New Jersey is rare among the states in that its courts have declared even de facto school segregation unconstitutional since the 1960s. Such segregation has persisted, and worsened, however, because “no one has done anything about it,” said Gary Stein, a former New Jersey Supreme Court justice on the court that ordered equal funding for the state’s districts.
“Here in New Jersey, we have segregation that’s more intense than any state today in the South,” he said. “What we have got in New Jersey, frankly, is an embarrassment. We have segregation at a level that is just intolerable for a state like ours, and we have never addressed it.”
The lawsuit suggests several remedies, including the creation of magnet schools that draw from multiple towns and districts and tax incentives for municipalities to create more diverse schools.

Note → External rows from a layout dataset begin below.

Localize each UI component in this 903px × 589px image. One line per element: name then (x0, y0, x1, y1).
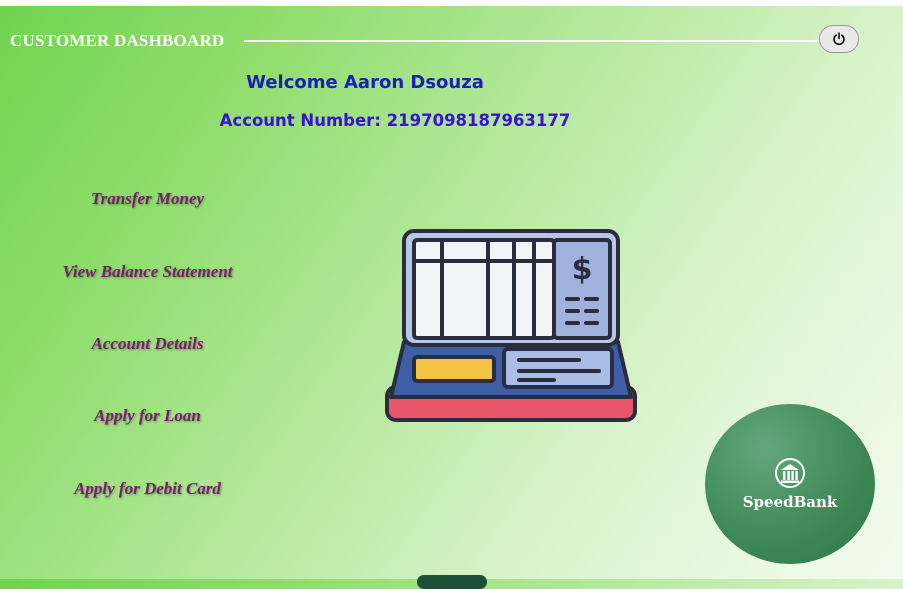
pos-terminal-icon: $ (385, 229, 637, 422)
title-divider (244, 40, 820, 42)
brand-name: SpeedBank (742, 493, 838, 511)
top-strip (0, 0, 903, 6)
logout-button[interactable] (819, 25, 859, 53)
svg-text:$: $ (572, 252, 593, 287)
welcome-greeting: Welcome Aaron Dsouza (246, 72, 484, 93)
menu-apply-for-debit-card[interactable]: Apply for Debit Card (0, 479, 295, 499)
page-title: CUSTOMER DASHBOARD (10, 31, 225, 50)
bank-icon (775, 458, 805, 488)
bottom-tab (417, 575, 487, 589)
menu-apply-for-loan[interactable]: Apply for Loan (0, 406, 295, 426)
account-number: Account Number: 2197098187963177 (219, 111, 571, 130)
brand-logo: SpeedBank (705, 404, 875, 564)
menu-transfer-money[interactable]: Transfer Money (0, 189, 295, 209)
menu-account-details[interactable]: Account Details (0, 334, 295, 354)
menu-view-balance-statement[interactable]: View Balance Statement (0, 262, 295, 282)
power-icon (833, 32, 845, 46)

It points to an effort in Hartford, stemming from a 1996 desegregation lawsuit, that created clusters of magnet schools so attractive that suburban children are bused into inner-city Hartford to attend them.
Children who attend integrated schools do better than those that remain in segregated schools, research shows. And while the benefits of desegregation are most profound for black and Latino low-income students, diversity also helps white students by exposing them to children of different socioeconomic backgrounds and broadening their perspectives.
“We think that white children who attend segregated white schools are disadvantaged,” Mr. Stein said.
The lawsuit cites statistics to show that without legal action, segregation has only deepened. The number of New Jersey public school students who attend schools that are at least 99 percent nonwhite, for example, grew to 107,322 in the 2016-17 school year, from 93,614 in 2010-11.
New Jersey’s governor, Philip D. Murphy, declined to comment on the suit itself, but his press secretary, Dan Bryan, said that Mr. Murphy was “deeply committed” to desegregation.